Sunday, February 20, 2011

Telemarketing Policy Of India Is Anti Consumers

Ministry of communication and information technology (MCIT) and telecom regulatory authority of India (TRAI) have not been taking privacy rights of consumers seriously at all. In fact, telecom policy of India is anti consumer in nature.

Both MCIT/TRAI need to make the telecom policy of India more pro active and telecom users’ friendly. However, till now this seems to be just a dream incapable of being fulfilled. Except, mobile number portability (MNP), there is no second policy decision that is user friendly and respects telecom consumer’s rights in India.

However, of all the bad policy decisions of MCIT/TRAI the worst one pertains to telemarketing. Firstly, MCIT/TRAI forced the do not call registry upon Indian telecom consumers. The proper course should have been a default do call registry.
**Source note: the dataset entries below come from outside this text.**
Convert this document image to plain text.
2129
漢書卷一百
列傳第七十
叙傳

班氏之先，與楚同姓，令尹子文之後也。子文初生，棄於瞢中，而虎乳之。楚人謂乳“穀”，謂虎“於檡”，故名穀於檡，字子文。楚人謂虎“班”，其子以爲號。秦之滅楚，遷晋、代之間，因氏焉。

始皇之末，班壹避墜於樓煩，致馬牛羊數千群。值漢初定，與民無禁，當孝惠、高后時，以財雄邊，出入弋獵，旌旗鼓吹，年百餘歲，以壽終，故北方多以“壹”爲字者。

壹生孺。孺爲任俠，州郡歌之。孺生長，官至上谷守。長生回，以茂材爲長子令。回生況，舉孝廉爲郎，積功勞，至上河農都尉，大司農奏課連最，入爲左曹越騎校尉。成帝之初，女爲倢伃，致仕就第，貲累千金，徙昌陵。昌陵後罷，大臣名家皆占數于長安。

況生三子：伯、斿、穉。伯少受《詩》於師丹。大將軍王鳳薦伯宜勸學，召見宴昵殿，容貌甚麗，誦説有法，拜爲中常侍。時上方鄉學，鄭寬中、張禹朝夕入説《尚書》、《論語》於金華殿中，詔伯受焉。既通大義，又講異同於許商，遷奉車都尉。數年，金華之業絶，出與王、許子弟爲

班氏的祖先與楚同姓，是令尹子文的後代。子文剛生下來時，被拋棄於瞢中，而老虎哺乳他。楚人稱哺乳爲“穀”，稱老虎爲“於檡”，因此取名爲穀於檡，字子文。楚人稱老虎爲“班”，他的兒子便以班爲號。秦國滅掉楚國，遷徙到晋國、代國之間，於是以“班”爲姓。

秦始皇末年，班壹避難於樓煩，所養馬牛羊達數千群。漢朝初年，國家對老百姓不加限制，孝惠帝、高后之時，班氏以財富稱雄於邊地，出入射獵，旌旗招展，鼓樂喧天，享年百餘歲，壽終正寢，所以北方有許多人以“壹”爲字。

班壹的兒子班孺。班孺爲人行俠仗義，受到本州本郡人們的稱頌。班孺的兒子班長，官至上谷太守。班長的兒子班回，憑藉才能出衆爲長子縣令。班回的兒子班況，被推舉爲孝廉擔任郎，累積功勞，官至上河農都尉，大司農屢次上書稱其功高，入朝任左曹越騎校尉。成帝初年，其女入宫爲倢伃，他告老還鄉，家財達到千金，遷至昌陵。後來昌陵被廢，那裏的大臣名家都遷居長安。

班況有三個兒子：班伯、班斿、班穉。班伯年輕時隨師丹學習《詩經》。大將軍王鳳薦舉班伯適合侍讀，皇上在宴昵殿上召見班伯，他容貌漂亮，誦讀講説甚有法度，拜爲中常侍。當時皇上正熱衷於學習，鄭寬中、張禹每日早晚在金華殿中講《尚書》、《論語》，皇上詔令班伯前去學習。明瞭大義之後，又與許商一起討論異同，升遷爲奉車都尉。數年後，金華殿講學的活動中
Then MCIT/TRAI did not bother to introduce any deterrent to block telemarketing calls in India. The procedure has been deliberately made too complicated and unproductive that it does not benefit telecom consumers at all.
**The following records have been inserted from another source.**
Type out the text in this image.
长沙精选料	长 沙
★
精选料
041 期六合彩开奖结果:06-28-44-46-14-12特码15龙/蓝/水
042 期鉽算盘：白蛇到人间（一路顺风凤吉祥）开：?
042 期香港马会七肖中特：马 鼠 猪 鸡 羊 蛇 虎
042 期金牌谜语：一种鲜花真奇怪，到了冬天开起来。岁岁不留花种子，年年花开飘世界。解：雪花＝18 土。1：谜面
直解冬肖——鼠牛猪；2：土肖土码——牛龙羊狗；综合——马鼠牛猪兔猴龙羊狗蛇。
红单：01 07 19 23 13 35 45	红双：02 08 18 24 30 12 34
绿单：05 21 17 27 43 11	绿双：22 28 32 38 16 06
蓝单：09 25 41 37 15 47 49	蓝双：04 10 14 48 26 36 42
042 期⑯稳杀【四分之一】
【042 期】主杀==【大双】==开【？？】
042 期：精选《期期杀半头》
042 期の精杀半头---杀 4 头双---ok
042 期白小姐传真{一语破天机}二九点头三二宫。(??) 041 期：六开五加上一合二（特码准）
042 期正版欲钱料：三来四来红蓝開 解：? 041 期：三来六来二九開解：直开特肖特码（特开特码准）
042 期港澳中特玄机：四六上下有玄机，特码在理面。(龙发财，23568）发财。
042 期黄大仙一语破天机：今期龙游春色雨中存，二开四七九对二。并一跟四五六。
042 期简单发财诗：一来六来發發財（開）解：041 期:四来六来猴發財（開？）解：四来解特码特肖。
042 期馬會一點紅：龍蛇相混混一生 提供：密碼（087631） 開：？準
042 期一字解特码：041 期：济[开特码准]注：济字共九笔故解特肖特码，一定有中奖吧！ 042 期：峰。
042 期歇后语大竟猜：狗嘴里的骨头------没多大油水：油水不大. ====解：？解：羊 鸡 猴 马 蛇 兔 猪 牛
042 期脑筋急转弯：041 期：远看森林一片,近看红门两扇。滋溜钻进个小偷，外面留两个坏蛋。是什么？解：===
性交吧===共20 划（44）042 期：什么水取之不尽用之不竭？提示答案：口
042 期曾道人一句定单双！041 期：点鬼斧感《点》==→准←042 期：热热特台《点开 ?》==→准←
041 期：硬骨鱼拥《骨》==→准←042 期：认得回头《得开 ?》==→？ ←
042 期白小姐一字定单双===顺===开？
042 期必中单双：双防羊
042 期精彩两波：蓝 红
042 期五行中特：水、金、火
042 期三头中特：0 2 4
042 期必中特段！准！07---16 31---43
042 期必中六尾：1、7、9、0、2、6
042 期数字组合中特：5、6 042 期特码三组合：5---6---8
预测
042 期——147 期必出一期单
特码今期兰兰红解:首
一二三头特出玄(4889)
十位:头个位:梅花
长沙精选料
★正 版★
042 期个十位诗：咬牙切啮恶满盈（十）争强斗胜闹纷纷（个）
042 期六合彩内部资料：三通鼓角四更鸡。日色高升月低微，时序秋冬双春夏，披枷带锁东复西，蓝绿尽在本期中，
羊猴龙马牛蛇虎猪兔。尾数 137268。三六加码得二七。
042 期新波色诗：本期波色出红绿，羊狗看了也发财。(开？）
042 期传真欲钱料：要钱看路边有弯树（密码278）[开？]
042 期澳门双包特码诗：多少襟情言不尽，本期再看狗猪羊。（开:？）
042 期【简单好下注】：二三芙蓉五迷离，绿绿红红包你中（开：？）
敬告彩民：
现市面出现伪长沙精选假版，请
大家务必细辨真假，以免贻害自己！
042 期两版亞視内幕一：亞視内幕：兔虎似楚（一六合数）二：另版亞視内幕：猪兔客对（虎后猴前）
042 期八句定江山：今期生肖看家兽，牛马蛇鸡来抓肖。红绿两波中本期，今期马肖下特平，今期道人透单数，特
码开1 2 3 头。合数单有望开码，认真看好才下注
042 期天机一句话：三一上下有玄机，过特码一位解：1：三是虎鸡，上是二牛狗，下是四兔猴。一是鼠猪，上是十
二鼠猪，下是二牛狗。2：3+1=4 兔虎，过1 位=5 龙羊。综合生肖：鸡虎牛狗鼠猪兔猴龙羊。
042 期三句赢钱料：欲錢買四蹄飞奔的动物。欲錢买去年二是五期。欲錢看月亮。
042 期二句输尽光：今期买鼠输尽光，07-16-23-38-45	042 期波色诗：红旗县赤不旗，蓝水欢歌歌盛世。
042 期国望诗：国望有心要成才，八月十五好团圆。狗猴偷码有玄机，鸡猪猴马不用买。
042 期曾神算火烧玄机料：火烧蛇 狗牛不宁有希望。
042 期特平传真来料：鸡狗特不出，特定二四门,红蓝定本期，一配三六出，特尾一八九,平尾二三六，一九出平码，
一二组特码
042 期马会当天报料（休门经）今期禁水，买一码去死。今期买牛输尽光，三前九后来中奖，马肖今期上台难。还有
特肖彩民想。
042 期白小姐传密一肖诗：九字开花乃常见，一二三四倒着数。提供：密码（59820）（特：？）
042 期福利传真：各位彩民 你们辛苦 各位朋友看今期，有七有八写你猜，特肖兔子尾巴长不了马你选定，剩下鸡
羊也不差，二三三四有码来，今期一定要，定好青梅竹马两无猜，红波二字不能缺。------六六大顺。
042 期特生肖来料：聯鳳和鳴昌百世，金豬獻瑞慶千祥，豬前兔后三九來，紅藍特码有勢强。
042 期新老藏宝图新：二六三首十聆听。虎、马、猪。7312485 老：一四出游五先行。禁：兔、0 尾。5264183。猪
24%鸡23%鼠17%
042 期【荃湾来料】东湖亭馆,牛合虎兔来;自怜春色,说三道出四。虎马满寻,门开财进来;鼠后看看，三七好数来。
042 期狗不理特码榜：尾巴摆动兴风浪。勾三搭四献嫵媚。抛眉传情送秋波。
Further, even if a fine has been imposed, the troubled consumer would not get the same. Where is the incentive to take all the pain to get the guilty telemarketer held responsible? The telemarketing guidelines are inherently and apparently faulty and are violating privacy rights of Indians without any fear or deterrent.

Now the latest to add to this list is the proposal that telemarketers would get new landline number series. This would help customers recognise unsolicited calls, in line with the separate series for mobile telemarketers. MCIT has already issued a number series starting from '140' for calls and SMSes made from mobile services of registered telemarketers.

However, how this exercise would help in preventing violation of privacy rights of telecom consumers in India is still not clear. If a consumer is taking rest or is busy in a meeting or is of bad health, the mere fact of receiving a call from telemarketing companies is a big nuisance.

Strangely enough, neither MCIT nor TRAI have common sense of blocking all telemarketing calls and communications altogether and allow the same only in cases where the consumers have expressly asked to do so in their selective cases only.

However, MCIT and TRAI would never do to as the telemarketing lobby is strong enough to get a decision in their favour. And all other measures are just eyewash to show that MCIT and TRAI care for telecom consumers in India. The truth is that neither MCIT nor TRAI are in favour of protecting consumer rights and privacy rights in India. May be the Supreme Court of India would do something in this regard.